Ruang Publik, Partisipasi dan Kekerasan (Aktual/Ilst)
Ruang Publik, Partisipasi dan Kekerasan (Aktual/Ilst)
Yudi Latif Cendekiawan NU Pengamat Kompas/Heru Sri Kumoro (KUM) 27-01-2015
Oleh: Yudi Latif

Habermas membantah hipotesis Huntington tentang pergeseran penting sifat-sifat konflik yang menandai globalisasi. Konflik peradaban, dalam hipotesis Huntington, tidak terjadi karena perbedaan ideologi dan ketidaksetaraan ekonomi, tetapi karena motif-motif budaya dan agama. Menurut Habermas, distorsi komunikasi sebagai akibat globalisasi tidak bersifat kultural dan agama, melainkan ekonomi, meskipun kemudian melahirkan gerakan protes atas nama agama. Ini dapat dilihat dari koalisi negara-negara Barat yang hanya memfokuskan diri pada strategi ekonomi pasar. Penekanan pada strategi ekonomi pasar menyuburkan konsumerisme, selanjutnya melahirkan ledakan di tengah lapisan penduduk dunia yang merasa paling dirugikan. Ledakan akibat konsumerisme membangkitkan reaksi spiritual sebagian kalangan sebagai satu-satunya alternatif mengatasi masalah global.
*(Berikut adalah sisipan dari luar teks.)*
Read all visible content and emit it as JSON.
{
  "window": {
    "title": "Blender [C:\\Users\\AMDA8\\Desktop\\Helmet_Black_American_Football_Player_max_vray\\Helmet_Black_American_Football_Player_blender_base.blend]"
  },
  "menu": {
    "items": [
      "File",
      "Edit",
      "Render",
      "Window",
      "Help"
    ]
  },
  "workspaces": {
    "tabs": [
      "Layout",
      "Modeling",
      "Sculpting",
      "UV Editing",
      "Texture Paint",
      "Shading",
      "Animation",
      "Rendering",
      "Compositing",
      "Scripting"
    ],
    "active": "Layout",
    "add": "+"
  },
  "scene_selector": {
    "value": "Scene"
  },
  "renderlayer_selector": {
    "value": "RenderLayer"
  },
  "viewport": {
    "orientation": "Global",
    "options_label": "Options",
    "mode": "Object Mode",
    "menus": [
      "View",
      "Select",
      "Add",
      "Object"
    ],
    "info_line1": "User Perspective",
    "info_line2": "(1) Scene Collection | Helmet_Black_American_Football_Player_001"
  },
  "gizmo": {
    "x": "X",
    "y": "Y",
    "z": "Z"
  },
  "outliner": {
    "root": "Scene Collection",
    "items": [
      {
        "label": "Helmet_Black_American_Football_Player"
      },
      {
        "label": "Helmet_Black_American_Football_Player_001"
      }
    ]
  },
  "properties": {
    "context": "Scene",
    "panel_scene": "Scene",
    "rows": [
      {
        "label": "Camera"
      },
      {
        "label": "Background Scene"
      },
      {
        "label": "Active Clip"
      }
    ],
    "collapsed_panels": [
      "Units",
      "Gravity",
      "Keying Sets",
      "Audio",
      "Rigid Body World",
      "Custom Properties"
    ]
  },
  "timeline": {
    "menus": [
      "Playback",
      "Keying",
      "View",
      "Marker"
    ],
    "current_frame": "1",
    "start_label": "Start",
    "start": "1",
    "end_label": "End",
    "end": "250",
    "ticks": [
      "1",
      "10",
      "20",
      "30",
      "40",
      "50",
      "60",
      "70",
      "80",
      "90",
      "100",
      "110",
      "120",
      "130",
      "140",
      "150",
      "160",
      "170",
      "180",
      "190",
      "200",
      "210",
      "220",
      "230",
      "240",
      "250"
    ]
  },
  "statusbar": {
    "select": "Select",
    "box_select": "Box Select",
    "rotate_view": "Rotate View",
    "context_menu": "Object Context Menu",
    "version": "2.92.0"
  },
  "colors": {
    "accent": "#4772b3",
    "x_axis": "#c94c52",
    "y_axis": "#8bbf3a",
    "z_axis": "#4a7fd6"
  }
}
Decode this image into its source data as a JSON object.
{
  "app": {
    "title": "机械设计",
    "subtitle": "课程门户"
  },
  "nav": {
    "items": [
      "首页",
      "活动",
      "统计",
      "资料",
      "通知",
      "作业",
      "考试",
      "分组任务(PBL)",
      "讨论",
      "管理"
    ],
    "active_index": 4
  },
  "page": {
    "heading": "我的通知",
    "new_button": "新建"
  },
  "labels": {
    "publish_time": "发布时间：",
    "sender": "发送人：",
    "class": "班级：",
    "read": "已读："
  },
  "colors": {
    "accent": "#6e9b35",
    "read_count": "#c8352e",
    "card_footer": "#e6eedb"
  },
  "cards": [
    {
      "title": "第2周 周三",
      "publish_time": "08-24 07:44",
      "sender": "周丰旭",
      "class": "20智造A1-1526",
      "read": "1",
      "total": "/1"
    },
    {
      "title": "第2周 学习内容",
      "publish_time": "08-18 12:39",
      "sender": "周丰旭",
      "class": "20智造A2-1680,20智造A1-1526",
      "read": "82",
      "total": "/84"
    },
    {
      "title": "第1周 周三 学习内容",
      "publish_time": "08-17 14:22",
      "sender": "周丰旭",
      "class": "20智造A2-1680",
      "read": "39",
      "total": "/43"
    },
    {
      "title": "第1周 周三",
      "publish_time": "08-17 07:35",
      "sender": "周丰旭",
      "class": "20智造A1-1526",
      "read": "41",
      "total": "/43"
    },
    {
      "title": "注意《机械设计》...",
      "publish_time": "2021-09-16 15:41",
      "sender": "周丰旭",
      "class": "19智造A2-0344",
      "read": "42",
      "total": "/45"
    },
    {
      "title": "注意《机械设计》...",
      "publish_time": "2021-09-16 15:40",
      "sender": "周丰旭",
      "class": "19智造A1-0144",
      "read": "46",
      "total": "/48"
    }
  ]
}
Argumentasi Habermas ini beranjak dari pemilahannya atas kehidupan modern ke dalam distingsi antara dunia sistem dan dunia kehidupan. Dengan dunia sistem, Habermas menunjuk pada institusi atau konstitusi-konstitusi yang ada dalam masyarakat, sementara dunia kehidupan adalah praktik-praktik komunikasi yang berlangsung dalam kehidupan sehari-hari. Melalui distingsi ini, Habermas hendak membersihkan praktik-praktik komunikasi yang berlangsung dalam dunia sehari-hari dari kolonisasi dunia sistem. Kolonisasi dunia kehidupan oleh sistem dapat mendistorsi aktivitas komunikasi dalam masyarakat. Sejalan dengan asumsi ini, globalisasi telah memanipulasi atau mendistorsi praksis komunikasi dunia sehari-hari tersebut ke dalam sistem.

Penutup
Orde Reformasi sesungguhnya memberikan tanggung jawab yang besar kepada masyarakat karena pemerintah tidak lagi menjadi pengatur dan “penjaga malam”. Warga masyarakat, baik yang terpaut dengan political society maupun civil society dituntut untuk memelihara ruang publik dan kebebasan sambil tetap menjaga perhatian pada kebajikan bersama. Kegagalan kita dalam menempatkan ruang publik sebagai satu-satunya institusi definitif dalam demokrasi modern akan berakibat fatal, yaitu kematian civil society. Sudah tak terhitung berapa buku yang dilarang, para pejuang demokrasi terbunuh di ujung laras bedil kaum fanatik, dan kegiatan kesenian yang dibubarkan tanpa suatu argumentasi yang dapat dipertanggungjawabkan.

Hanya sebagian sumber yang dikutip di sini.